Она была единственной крымской татаркой в вузе на тот момент. [Когда сокурсники и преподаватели узнавали, что она крымская татарка], ей в лицо говорили, что ей тут не место, многие учителя занижали оценки. Везде чувствовалось, что крымские татары будто чужие на своей земле». 

Активисты уже сформировавшегося крымскотатарского движения боролись за право жить в Крыму, за освобождение из тюрем осужденных за нарушение паспортного режима, фиксировали нарушения прав человека, устраивали голодовки и акции протеста. Активист Муса Мамут в 1978 году совершил самосожжение в знак протеста, его смерть стала один из символов сопротивления крымских татар. 

Но даже через 20 лет после появления указа от 5 сентября 1967 года положение крымских татар практически не изменилось: «Механизм противодействия возвращению крымских татар был настолько отточен властями Крыма, что я не слышал даже о единичных случаях покупки домов новыми крымскотатарскими семьями», — писал в своих воспоминаниях крымскотатарский активист Бекир Умеров. Его семье тоже не позволили вернуться в Крым, в 1980-х они поселились в Краснодарском крае, чтобы быть ближе к дому.

После начала перестройки, весной 1987 года крымские татары собрались в Ташкенте на свое Первое Всесоюзное совещание. Они составили документ с призывом к тогдашнему генсеку Михаилу Горбачеву встретиться с делегацией.
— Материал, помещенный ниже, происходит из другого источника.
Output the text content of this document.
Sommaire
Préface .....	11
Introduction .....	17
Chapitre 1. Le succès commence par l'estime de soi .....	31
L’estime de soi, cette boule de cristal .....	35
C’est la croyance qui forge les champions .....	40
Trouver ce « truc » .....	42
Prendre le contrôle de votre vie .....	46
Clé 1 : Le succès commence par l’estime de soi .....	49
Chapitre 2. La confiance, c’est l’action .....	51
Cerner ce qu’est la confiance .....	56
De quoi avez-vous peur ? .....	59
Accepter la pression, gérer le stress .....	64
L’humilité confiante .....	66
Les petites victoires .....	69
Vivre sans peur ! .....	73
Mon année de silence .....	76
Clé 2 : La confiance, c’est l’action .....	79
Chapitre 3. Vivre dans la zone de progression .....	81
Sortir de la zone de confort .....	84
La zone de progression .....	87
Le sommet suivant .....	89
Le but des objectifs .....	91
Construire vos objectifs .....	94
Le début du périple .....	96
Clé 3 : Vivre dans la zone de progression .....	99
Ответа не последовало, и 18 мая, в День памяти депортации крымских татар, активист Бекир Умеров в знак протеста объявил голодовку.
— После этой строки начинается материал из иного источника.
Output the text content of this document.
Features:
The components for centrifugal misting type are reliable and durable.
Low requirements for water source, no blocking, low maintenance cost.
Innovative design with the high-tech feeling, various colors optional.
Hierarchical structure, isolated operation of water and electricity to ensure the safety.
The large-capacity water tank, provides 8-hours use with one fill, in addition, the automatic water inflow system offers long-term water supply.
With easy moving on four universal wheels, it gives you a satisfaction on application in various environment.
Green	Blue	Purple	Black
Из воспоминаний крымскотатарского активиста Бекира Умерова о голодовке

«Я всё время лежал в постели, пил газированный “Боржоми”, разбавляя в нем соль. Чувствовал себя очень плохо и обоснованно опасался, что подведу поверивших мне людей. Слабость и тошнота усугублялись с каждым часом, а в пояснице стояла нестерпимая боль, как будто бы по почкам пилят ножовкой. Спать не мог. Стоило вздремнуть, и сразу начинал сниться один и тот же кошмар, как ем кусок узбекской лепешки. Я просыпался в холодном поту и с облегчением понимал, что это был сон. 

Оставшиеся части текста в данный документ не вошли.